Complaints against Real Time Resolutions commonly cite problems resulting from alleged inaccuracies in accounting and credit reporting. In January 2018, a complainant indicated that his mortgage was sold by Bank of America to Green Tree. After this initial transfer, the “step rate loan modification” in place with Bank of America was disregarded, and Green Tree allegedly began servicing the loan as if it were in default. Despite a prolonged effort on the part of the complainant to resolve the misunderstanding with Green Tree, he was unable to remodify the loan but kept making payments anyway. Subsequently, Green Tree became Ditech, and Ditech sold the loan to RTR. Once RTR assumed the responsibility of servicing the loan, the complainant indicated that his payments had been reported as not being on-time. In addition, although he requested copies of the original documentation transferring the loan from Bank of America to Green Tree/Ditech and then to RTR, he had not received anything. As a result of these accounting irregularities, he had been unable to refinance his mortgage because the late payment reporting created the impression that he had defaulted on his original loan. In response,Real Time Resolutions indicated that they had contacted the complainant to discuss problems with accounting and loan transfer documents and had agreed to request a deletion of all negative information related to RTR’s accounting with the three national credit reporting agencies.
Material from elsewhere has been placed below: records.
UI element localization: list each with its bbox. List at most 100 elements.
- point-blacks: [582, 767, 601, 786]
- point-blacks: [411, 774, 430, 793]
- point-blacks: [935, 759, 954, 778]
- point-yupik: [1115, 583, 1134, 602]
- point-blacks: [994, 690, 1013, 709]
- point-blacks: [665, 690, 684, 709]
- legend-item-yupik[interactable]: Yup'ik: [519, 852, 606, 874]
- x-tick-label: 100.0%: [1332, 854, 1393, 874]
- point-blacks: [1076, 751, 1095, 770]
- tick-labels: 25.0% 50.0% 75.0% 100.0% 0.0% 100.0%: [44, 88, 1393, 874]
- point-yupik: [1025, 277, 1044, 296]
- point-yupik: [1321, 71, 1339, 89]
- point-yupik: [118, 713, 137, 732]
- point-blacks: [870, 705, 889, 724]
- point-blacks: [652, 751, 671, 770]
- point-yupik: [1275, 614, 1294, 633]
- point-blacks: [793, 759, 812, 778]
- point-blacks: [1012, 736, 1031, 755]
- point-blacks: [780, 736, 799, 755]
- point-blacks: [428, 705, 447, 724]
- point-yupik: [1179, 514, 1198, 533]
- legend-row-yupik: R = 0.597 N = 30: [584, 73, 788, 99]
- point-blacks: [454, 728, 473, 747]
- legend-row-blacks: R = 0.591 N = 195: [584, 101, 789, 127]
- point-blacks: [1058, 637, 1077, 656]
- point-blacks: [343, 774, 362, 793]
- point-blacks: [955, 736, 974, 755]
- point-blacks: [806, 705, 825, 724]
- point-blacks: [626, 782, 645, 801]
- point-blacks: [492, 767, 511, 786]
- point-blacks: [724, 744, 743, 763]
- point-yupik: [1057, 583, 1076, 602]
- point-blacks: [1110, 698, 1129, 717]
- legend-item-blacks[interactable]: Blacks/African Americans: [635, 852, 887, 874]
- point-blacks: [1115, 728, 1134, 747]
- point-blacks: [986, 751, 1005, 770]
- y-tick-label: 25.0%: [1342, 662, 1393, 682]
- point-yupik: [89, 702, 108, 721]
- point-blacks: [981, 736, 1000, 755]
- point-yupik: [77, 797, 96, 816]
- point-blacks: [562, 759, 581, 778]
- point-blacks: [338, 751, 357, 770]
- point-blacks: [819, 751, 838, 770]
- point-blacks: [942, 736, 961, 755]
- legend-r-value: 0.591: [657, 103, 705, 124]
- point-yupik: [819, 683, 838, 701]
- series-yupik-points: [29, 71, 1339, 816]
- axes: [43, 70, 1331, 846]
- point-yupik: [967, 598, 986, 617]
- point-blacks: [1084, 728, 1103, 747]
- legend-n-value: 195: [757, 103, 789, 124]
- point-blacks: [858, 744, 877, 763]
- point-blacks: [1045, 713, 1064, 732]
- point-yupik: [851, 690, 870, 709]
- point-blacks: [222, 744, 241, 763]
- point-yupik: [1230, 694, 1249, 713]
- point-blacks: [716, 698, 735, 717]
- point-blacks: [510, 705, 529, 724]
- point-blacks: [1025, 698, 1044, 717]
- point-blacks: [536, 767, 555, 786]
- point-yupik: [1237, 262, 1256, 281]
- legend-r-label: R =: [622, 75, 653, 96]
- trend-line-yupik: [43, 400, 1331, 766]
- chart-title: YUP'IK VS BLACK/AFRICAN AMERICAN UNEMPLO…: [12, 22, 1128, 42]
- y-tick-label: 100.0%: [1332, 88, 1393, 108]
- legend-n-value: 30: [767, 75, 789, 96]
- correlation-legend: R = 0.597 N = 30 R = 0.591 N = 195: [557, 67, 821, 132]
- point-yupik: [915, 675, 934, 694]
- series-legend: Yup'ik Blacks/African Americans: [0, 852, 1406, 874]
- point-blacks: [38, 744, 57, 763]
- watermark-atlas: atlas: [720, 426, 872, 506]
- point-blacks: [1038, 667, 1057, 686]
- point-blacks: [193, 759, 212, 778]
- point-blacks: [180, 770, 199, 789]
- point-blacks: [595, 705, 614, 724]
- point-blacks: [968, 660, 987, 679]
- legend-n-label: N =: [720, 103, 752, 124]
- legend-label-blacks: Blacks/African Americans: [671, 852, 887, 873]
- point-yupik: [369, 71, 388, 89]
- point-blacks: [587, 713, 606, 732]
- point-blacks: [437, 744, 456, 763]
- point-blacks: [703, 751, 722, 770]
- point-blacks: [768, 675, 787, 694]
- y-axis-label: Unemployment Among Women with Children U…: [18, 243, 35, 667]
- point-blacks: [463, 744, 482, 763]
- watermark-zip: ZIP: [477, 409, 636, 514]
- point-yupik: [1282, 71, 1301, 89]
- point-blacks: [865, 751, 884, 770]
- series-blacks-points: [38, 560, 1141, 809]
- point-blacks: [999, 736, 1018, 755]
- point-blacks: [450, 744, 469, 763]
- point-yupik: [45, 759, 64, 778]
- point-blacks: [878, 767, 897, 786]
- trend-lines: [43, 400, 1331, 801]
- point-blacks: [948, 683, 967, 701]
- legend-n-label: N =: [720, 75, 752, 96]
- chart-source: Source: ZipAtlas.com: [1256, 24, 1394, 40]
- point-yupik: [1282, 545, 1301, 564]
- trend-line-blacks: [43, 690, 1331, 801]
Also in January 2018, a complainant indicated that his online payments were not being posted; that as a result he was being charged penalties and fees; and that he had been unable to access the online customer service portal. He indicated that he had been consistent in making payments to Real Time Resolutions, but that despite complaints and verbal assurances that his payments were being credited, his statements were not reflecting his payment history. He expressed his concern that he may also be liable for additional fees and penalties that may not have been appearing on his statement. Finally, he had become frustrated with RTR’s online customer service email portal and had been unable to successfully submit a complaint. In its response, RTR provided a complete statement showing payments and late fees. They also provided a statement of attempted payments that had failed. They indicated that the failed payments appeared to have been the result of data entry errors in which a “0” had been omitted from the account number.Real Time Resolutions also provided clarification about how to submit complaint information
Real Time Resolutions RTR Calling You?
Federal laws protect you. The Fair Debt Collections Practices Act (FDCPA) regulates the behavior of collection agencies by prohibiting actions such as the use of abusive or threatening language; harassment; or the use of false or misleading information to collect a debt. The FCRA regulates how collection agencies and creditors report delinquent debts to credit reporting agencies. Additional consumer protection laws include the Telephone Consumer Protection Act (TCPA) and the Consumer Financial Protection Act (CFPA).
Can I sue RTR for harassment?
Yes. If you want to enforce your rights, or recover money for violations — you need to sue. Federal laws provide individuals like you with a means to seek monetary damages in court. For example, the FDCPA allows consumers who have been violated to recover damages of up to $1,000, plus attorney fees and court costs.